Newman had the two most productive seasons of his career during his first two years as a Hornet. In 1991-92, he averaged 15.3 points in 55 games played. He was on the floor for 30 minutes a night.
Playing the 3, he wasn’t a strong rebounder, averaging 2.2 for his career. However, in those first two seasons of his contract, Newman averaged 3.1 and 3.3, respectively.
On January 25, 1992, Newman scored a then-franchise-high 41 points in a two-point win over the Indiana Pacers.
After two impressive seasons, Newman took a lesser role in 1992-93 and was sidelined for six weeks with a broken hand. His minutes decreased to just 23 per game, but his field-goal percentage jumped to 52.2, the highest mark of his 16-year career.
That season, Charlotte made the playoffs for the first time in the franchise’s history. Newman played in all nine playoff games, scoring 7.6 points on 50.9 percent from the floor.
After 18 games in 1993-94, Newman was traded to the New Jersey Nets for Rumeal Robinson. He scored 12,740 points in his career and 14.9 per game while a member of the Hornets.
No. 1: David Wesley
Point guard David Wesley had his most successful seven-and-a-half years as a member of the Charlotte—and then New Orleans—Hornets.
Wesley averaged 14.7 points and 4.7 assists with the Hornets.
He stepped into the role of replacing Muggsy Bogues from game one, starting 81 games in his first season, averaging 13 points and 6.5 assists per game. That year, Wesley dished a career-high 15 assists against the Indiana Pacers on April 3, 1998.
He led the team to postseason action in each year except 1998-99, the season in which he played just 50 games.
The best year of Wesley’s career came in 2000-01 when he started all 82 regular-season games and all 10 postseason games.

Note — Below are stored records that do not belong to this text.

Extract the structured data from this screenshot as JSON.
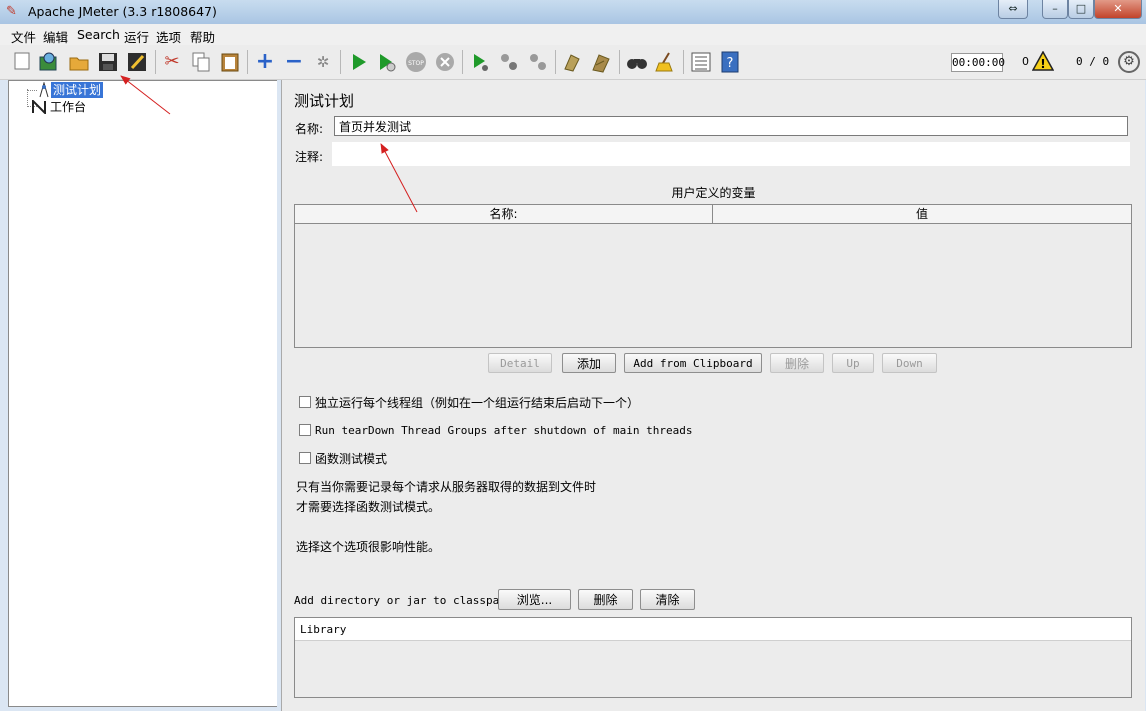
{
  "window": {
    "title": "Apache JMeter (3.3 r1808647)"
  },
  "menu": {
    "items": [
      "文件",
      "编辑",
      "Search",
      "运行",
      "选项",
      "帮助"
    ]
  },
  "toolbar": {
    "icons": [
      "new-icon",
      "templates-icon",
      "open-icon",
      "save-icon",
      "save-as-icon",
      "cut-icon",
      "copy-icon",
      "paste-icon",
      "expand-icon",
      "collapse-icon",
      "toggle-icon",
      "start-icon",
      "start-no-pause-icon",
      "stop-icon",
      "shutdown-icon",
      "remote-start-icon",
      "remote-stop-icon",
      "remote-shutdown-icon",
      "clear-icon",
      "clear-all-icon",
      "search-icon",
      "reset-search-icon",
      "function-helper-icon",
      "help-icon"
    ],
    "timer": "00:00:00",
    "error_count": "0",
    "threads": "0 / 0"
  },
  "tree": {
    "nodes": [
      {
        "label": "测试计划",
        "icon": "test-plan-icon",
        "selected": true
      },
      {
        "label": "工作台",
        "icon": "workbench-icon",
        "selected": false
      }
    ]
  },
  "panel": {
    "title": "测试计划",
    "name_label": "名称:",
    "name_value": "首页并发测试",
    "comment_label": "注释:",
    "comment_value": "",
    "vars_title": "用户定义的变量",
    "vars_columns": [
      "名称:",
      "值"
    ],
    "buttons": {
      "detail": "Detail",
      "add": "添加",
      "add_clipboard": "Add from Clipboard",
      "delete": "删除",
      "up": "Up",
      "down": "Down"
    },
    "checkboxes": {
      "independent": "独立运行每个线程组（例如在一个组运行结束后启动下一个）",
      "teardown": "Run tearDown Thread Groups after shutdown of main threads",
      "functional": "函数测试模式"
    },
    "info": {
      "line1": "只有当你需要记录每个请求从服务器取得的数据到文件时",
      "line2": "才需要选择函数测试模式。",
      "line3": "选择这个选项很影响性能。"
    },
    "classpath": {
      "label": "Add directory or jar to classpath",
      "browse": "浏览...",
      "delete": "删除",
      "clear": "清除",
      "library_header": "Library"
    }
  },
  "colors": {
    "selection": "#3875d7",
    "annotation": "#d42020"
  }
}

In the regular season, he scored 17.2 points per game on 42.2 percent shooting. He added 4.4 assists and 128 total steals.
Through the playoffs, Wesley remained an elite scorer on the Hornets, scoring 17 points on 47 percent from the floor. In those two series, he averaged three rebounds and 3.9 assists.
In his Hornets playoff career, Wesley scored 14.1 points with 3.3 assists in 36 games.
After three seasons, Wesley moved to shooting guard, where his scoring increased, but his assists decreased. Still, he was extremely efficient and durable enough to play 522 and start 517 games with the Hornets.
He averaged over 11 points in every season he played in Charlotte/New Orleans, but he was traded to the Houston Rockets after 26 games in 2004-05. That year, New Orleans had the worst record in franchise history, losing 64 games. The next season, the team selected Chris Paul with the No. 4 pick in the 2005 NBA draft.
No player in Hornets history had the kind of career in that uniform as Wesley had.